Apabila tidak dialihkan, Hak Guna Usaha tersebut hapus karena hukum dan
tanahnya menjadi tanah negara.
2. Objek HGU
Objek tanah yang dapat diberikan dengan Hak Guna Usaha adalah tanah
negara. Sebagaimana yang telah dijelaskan sebelumnya, tanah negara adalah tanah
yang dikuasai langsung oleh negara dan belum atau tidak terdapat hak-hak lain di
atas tanah tersebut.
Jika tanah yang diberikan Hak Guna Usaha tersebut merupakan tanah
negara yang merupakan kawasan hutan, maka pemberian Hak Guna Usaha baru
dapat dilakukan setelah adanya pencabutan statusnya sebagai kawasan hutan.

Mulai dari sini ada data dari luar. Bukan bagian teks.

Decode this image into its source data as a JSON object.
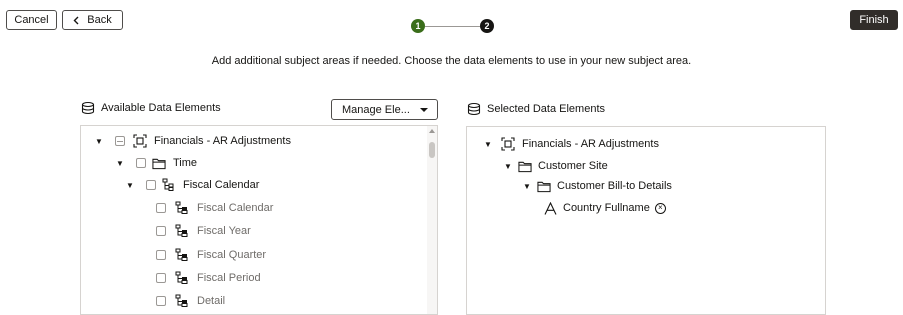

Demikian juga bila di atas tanah tersebut terdapat hak-hak lain, maka pemberian
Hak Guna Usaha baru dapat dilakukan apabila pelepasan hak yang sebelumnya
telah selesai. Hal ini sesuai dengan ketentuan sebagaimana diatur dalam Pasal 4
Peraturan Pemerintah Nomor 40 tahun 1996 tentang Hak Guna Usaha, Hak Guna
Bangunan dan Hak Pakai Atas Tanah.
Selanjutnya, dalam rumusan Pasal 4 ayat (4) disebutkan bahwa apabila di
atas tanah yang akan diberikan Hak Guna Usaha tersebut terdapat bangunan
dan/atau tanaman milik pihak lain yang keberadaannya sah secara hukum, maka
pemegang Hak Guna Usaha dibebankan untuk memberikan ganti kerugian kepada
pemilik bangunan/tanaman yang ada di areal itu sebagai penghargaan terhadap hak
atas tanah yang dihaki oleh pemegang hak sebelumnya.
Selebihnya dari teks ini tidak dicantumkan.